In time, Lucy got over Brandon. She had to, given that every day she was confronted by him and Evie draped over each other, giggling and kissing, and darting off for shared showers in the middle of the afternoon. It was painful, but at least it made an effective cure for her crush. Despite this, Calida wasn’t immune to the occasional flirtatious comment from Brandon—whose sly advances corroborated Lucy’s suspicion
that he did indeed have it bad for her—and even a stoned offer one night to draw her naked.

‘You’d make the perfect subject,’ Brandon said, leaning in, eyes red-rimmed, ‘kind of lost and sexy … I’m really into you, Calida. Evie and I have an understanding … she’s cool about other girls. What do you say we make this happen …?’

Flatly, Calida turned him down, before getting up and going to bed.

‘Hey,’ he moaned at her retreating back, ‘you could at least suck me off?’

‘Suck yourself off, dickhead.’

The next morning Brandon attempted to retract his advance, mortally embarrassed, and make out like he’d been so out of it he hadn’t known what he was saying. ‘I thought you were Evie,’ he wheedled. ‘You won’t tell her, will you?’

Calida had no intention of mentioning the slip to Evie but she chose not to tell Brandon this. It was useful to own a piece of him—especially since he’d begun work at a studio in Manhattan and was returning to Williamsburg each night brimming with stories about the city’s power clique. Brandon was the key; she felt it. Now she only had to keep her eye out for the door—and, soon enough, that door appeared.

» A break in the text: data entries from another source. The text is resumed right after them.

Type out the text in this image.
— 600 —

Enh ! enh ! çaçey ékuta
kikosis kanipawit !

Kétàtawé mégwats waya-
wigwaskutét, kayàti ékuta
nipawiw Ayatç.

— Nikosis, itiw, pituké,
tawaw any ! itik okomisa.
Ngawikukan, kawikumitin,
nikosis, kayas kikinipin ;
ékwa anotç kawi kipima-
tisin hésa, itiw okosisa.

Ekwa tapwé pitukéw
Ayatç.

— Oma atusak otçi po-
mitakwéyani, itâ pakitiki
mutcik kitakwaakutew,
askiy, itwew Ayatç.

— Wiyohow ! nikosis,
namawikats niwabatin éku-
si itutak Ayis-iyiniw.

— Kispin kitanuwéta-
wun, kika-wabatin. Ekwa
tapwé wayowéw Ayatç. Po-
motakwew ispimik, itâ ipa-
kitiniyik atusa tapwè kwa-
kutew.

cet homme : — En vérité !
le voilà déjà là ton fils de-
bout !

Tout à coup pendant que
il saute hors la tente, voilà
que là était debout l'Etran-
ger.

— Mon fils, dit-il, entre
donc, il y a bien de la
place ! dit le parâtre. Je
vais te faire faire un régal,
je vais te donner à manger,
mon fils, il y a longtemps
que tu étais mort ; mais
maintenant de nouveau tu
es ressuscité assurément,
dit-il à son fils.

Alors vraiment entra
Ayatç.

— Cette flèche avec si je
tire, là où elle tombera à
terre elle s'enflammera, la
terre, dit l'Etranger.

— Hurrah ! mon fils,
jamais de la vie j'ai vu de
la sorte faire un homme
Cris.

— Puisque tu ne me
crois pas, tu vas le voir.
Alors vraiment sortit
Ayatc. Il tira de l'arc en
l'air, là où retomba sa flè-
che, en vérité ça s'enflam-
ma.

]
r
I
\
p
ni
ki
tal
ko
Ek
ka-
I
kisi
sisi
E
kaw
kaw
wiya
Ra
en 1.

Brandon and Evie became closer, exacerbating his fear of Calida’s reveal. The job offer bought and secured her silence: they both knew it.

It came about through a friend, who was assistant to a fashion photographer on East 8th. The friend was going abroad and the studio was seeking a replacement: did Brandon know anyone? Calida had already shared her photographs of New York with him—golden light falling in shafts across the Chrysler Building, the crinkled face of a storekeeper by the side of the road, the majestic, emerald Statue of Liberty like
a giant aquarium ornament—and he encouraged her to put them in a portfolio.